First, we’re told retirement accounts are bulging, due primarily to soaring U.S. stock prices:

The surging stock market helped boost average 401(k) balances to yet another record high in 2013. But many young and low-income workers are not doing such a great job of keeping that cash in their accounts.

The average 401(k) balance hit $89,300 at the end of the year, up 15.5% from $77,300 in 2012, according to an annual tally by Fidelity Investments.

But, the bad news comes  much later:

A 2013 study by the Employee Benefit Research Institute found that nearly half of workers had less than $10,000 saved.

That’s quite a disparity and it’s a pretty safe bet it’s widened over the last year or so, adding to the growing concern over the nation’s growing wealth inequality problem.

Combine this with the far greater likelihood that small retirement accounts will be cashed out rather than rolled over when a worker changes jobs – a problem that gets a good deal of attention in this story – and the situation is only likely to get worse.
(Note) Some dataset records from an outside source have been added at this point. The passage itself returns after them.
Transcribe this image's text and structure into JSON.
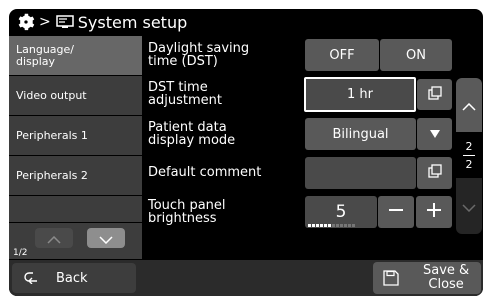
{
  "header": {
    "separator": ">",
    "title": "System setup",
    "gear_icon": "gear-icon",
    "system_icon": "system-setup-icon"
  },
  "sidebar": {
    "items": [
      {
        "label_line1": "Language/",
        "label_line2": "display",
        "active": true
      },
      {
        "label_line1": "Video output",
        "label_line2": ""
      },
      {
        "label_line1": "Peripherals 1",
        "label_line2": ""
      },
      {
        "label_line1": "Peripherals 2",
        "label_line2": ""
      }
    ],
    "page_indicator": "1/2"
  },
  "settings": {
    "dst": {
      "label_line1": "Daylight saving",
      "label_line2": "time (DST)",
      "off_label": "OFF",
      "on_label": "ON"
    },
    "dst_adjust": {
      "label_line1": "DST time",
      "label_line2": "adjustment",
      "value": "1 hr"
    },
    "patient_mode": {
      "label_line1": "Patient data",
      "label_line2": "display mode",
      "value": "Bilingual"
    },
    "default_comment": {
      "label_line1": "Default comment",
      "label_line2": "",
      "value": ""
    },
    "brightness": {
      "label_line1": "Touch panel",
      "label_line2": "brightness",
      "value": "5",
      "level_fraction": 0.5
    }
  },
  "scrollbar": {
    "current_page": "2",
    "total_pages": "2"
  },
  "footer": {
    "back_label": "Back",
    "save_label_line1": "Save &",
    "save_label_line2": "Close"
  },
  "colors": {
    "selected_border": "#ffffff",
    "active_sidebar": "#676767",
    "button": "#595959"
  }
}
I never cashed out a retirement account, but many, many years ago I do recall not really paying too much attention to it until it breached the six-figure mark. It’s understandable how people could look at a $10K, $20K, or even a $50K balance and think, “I’ll just pay the penalty and take the money”. This was no doubt a matter of necessity rather than choice in many cases in the years following the onset of the Great Recession.